Who are provocateurs, what are provocations, and what do they provoke? This panel investigates the provocateur as both narrative figure and actual instigator, and attends to the idea of provocation in 'revolutionary' movements, political, artistic, scientific, or otherwise.
During the early December protests in Ukraine, a band of masked men drove a bulldozer down a demonstrator-filled street, throwing flares and Molotov cocktails at the riot police, who, two nights before, had beaten bloody dozens of activists. Confusion reigned: whose side were these anonymous troublemakers on? Were they a fringe unit of the pro-European movement, or thugs hired by the ruling party? Both protest organizers and the ruling party quickly disassociated themselves from the masked men, labeling them 'provocateurs,' illegitimate actors whose sole mission was to incite trouble.
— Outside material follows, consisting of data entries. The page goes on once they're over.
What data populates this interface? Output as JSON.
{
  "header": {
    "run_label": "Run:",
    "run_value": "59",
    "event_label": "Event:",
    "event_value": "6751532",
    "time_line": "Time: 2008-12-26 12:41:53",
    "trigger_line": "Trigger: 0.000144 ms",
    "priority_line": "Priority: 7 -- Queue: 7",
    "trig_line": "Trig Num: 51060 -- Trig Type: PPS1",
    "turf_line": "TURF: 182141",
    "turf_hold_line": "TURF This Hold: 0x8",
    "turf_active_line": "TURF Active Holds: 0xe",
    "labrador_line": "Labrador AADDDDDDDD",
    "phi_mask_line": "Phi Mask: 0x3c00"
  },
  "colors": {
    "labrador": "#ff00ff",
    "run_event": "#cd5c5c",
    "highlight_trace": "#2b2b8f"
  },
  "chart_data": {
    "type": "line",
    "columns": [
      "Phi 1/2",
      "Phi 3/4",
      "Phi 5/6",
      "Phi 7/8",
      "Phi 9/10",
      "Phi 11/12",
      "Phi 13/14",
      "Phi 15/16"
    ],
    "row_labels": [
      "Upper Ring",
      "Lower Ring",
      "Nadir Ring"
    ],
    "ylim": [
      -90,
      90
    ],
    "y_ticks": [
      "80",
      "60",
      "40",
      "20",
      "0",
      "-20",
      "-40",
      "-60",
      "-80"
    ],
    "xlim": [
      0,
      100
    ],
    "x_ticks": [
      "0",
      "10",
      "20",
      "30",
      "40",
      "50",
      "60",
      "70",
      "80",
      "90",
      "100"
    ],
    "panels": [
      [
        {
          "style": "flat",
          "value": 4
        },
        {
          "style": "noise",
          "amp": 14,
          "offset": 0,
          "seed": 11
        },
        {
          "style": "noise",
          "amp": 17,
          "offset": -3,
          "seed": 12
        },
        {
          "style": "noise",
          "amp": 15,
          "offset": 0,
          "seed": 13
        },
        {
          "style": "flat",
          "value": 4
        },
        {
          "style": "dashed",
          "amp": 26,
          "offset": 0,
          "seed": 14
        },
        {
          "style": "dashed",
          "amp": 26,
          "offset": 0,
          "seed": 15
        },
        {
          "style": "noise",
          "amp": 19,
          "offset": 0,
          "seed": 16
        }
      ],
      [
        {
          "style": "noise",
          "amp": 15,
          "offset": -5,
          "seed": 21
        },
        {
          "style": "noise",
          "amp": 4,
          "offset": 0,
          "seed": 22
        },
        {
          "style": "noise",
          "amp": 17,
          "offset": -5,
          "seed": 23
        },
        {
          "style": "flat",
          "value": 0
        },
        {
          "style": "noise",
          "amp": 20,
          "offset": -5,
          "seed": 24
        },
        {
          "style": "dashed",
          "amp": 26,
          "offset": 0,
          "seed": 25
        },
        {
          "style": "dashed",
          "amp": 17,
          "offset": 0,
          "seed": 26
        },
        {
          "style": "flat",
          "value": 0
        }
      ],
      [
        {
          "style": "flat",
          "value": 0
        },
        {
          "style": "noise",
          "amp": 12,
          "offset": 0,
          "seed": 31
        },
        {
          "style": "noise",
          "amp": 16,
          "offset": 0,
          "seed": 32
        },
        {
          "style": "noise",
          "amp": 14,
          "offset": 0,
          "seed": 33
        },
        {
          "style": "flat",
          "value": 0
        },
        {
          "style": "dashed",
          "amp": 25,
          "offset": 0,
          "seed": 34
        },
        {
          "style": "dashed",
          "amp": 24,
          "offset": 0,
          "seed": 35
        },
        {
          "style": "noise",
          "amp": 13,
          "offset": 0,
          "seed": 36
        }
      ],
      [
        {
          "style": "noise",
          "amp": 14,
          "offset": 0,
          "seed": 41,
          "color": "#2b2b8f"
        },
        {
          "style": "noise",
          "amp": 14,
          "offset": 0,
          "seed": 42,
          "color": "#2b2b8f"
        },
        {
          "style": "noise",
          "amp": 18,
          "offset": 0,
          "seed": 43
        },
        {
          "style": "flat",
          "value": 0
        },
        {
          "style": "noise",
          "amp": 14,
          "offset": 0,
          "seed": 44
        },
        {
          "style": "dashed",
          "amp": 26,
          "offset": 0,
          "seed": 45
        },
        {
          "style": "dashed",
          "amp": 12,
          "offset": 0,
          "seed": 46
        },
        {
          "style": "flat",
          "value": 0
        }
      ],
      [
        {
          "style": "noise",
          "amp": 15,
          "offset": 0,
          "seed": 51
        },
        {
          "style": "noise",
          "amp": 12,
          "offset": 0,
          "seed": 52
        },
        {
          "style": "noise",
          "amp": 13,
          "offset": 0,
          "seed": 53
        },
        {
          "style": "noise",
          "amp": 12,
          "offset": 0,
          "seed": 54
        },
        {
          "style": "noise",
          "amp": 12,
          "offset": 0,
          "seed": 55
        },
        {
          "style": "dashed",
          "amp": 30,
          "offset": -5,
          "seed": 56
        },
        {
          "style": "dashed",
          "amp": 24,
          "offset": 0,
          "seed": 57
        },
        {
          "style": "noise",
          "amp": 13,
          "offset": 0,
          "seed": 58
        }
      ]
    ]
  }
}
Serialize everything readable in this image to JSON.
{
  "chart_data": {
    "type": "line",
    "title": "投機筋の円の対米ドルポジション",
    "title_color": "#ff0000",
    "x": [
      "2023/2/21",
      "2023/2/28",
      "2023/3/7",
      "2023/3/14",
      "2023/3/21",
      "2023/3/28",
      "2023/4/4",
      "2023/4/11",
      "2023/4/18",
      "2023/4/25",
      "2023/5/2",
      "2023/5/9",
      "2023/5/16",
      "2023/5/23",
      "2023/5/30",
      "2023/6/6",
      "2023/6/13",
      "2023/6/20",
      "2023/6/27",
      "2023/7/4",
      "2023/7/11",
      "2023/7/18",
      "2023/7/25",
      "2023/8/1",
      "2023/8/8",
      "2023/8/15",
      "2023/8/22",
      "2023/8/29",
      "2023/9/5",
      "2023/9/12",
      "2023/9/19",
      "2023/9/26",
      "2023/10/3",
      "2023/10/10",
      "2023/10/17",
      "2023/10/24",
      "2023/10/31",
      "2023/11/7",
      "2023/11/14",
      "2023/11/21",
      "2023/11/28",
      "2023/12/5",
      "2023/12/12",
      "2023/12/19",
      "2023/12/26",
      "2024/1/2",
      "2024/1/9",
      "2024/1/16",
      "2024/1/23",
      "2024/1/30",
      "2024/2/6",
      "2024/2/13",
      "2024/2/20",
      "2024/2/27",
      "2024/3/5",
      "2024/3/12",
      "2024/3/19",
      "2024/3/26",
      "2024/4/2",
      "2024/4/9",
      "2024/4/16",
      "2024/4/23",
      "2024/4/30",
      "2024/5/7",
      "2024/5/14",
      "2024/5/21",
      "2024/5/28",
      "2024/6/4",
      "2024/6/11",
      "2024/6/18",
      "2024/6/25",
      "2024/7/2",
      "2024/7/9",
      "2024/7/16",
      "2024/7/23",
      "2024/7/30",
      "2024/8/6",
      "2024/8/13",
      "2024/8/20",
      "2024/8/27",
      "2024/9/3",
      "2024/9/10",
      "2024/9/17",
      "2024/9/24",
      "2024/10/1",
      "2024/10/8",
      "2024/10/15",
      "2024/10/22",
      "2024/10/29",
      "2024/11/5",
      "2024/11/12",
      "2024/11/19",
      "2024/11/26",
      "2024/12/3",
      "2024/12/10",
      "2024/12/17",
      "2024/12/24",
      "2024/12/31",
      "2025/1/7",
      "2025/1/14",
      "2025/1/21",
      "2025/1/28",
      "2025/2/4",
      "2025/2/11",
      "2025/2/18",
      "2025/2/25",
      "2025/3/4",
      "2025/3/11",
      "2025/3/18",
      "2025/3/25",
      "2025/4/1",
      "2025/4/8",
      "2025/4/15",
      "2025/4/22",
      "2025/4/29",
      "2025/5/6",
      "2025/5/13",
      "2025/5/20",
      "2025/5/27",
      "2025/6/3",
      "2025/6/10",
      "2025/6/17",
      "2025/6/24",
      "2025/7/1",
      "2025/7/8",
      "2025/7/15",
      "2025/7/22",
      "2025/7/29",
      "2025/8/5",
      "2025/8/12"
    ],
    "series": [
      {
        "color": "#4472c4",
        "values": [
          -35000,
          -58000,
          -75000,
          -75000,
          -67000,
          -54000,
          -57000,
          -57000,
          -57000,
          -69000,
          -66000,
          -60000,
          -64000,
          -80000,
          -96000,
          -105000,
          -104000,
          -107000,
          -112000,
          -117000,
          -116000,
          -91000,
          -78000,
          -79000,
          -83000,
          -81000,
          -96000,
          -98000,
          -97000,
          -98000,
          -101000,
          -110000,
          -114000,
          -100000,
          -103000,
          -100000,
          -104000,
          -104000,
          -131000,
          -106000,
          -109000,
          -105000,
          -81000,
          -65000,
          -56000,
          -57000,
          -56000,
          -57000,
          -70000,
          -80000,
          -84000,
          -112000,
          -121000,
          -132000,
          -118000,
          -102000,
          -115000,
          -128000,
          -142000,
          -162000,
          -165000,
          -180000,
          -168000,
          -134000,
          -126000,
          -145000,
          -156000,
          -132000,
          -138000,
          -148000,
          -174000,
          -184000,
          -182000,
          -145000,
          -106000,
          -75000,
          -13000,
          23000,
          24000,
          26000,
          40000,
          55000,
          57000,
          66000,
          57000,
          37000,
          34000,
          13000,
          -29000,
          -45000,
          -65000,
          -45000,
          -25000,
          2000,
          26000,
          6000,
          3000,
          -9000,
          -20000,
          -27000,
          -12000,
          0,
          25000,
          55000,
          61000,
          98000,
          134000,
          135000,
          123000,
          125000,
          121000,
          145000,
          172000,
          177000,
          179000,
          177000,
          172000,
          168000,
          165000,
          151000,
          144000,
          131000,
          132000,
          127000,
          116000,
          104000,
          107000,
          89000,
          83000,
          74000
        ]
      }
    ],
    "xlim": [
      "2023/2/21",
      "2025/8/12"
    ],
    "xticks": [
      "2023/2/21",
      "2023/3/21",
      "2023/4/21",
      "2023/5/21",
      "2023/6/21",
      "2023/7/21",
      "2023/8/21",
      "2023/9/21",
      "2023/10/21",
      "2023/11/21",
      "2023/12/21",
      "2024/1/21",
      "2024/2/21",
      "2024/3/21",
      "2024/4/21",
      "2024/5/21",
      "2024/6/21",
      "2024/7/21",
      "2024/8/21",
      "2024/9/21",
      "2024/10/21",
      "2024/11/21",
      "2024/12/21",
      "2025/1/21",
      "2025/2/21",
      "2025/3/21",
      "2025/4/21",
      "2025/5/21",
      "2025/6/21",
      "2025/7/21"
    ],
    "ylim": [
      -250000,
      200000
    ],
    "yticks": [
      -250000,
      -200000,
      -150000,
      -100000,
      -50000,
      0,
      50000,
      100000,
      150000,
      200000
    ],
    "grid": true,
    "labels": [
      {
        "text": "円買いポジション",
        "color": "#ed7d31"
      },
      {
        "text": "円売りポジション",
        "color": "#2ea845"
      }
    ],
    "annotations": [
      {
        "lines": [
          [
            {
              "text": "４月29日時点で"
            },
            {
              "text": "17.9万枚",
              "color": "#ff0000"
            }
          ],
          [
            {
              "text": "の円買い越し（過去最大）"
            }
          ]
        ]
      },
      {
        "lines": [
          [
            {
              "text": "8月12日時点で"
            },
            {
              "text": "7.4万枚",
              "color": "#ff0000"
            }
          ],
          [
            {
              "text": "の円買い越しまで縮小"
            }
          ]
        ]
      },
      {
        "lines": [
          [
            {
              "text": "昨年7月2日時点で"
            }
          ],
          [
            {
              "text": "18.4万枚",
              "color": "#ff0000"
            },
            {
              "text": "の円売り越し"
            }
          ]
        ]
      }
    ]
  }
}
The idea of the 'provocateur' has a long history in discourse regarding political action; its applications in the current waves in anti-governmental protests in Eastern Europe are rampant. However, the provocateur, whether as archetype or as actuality, pops up in other environments, stirring up controversy in popular culture, academia, late night comedy sketches, even religious movements. This panel investigates the idea of the provocateur as a narrative figure, in both historical and contemporary contexts. Who counts as a provocateur, and what role do they play in the identity constitution of the movement they allegedly disrupt? What counts as a provocation, and what is the role of media in its narrativization? How is provocation a rhetorical instrument deployed in struggles in political (or other) fields? Does provocation necessarily involve some level of deception or misrecognition? Finally, is provocation...necessary? Keeping with the conference theme, we pay particular attention to the idea of provocation in 'revolutionary' movements, political, artistic, scientific, or otherwise.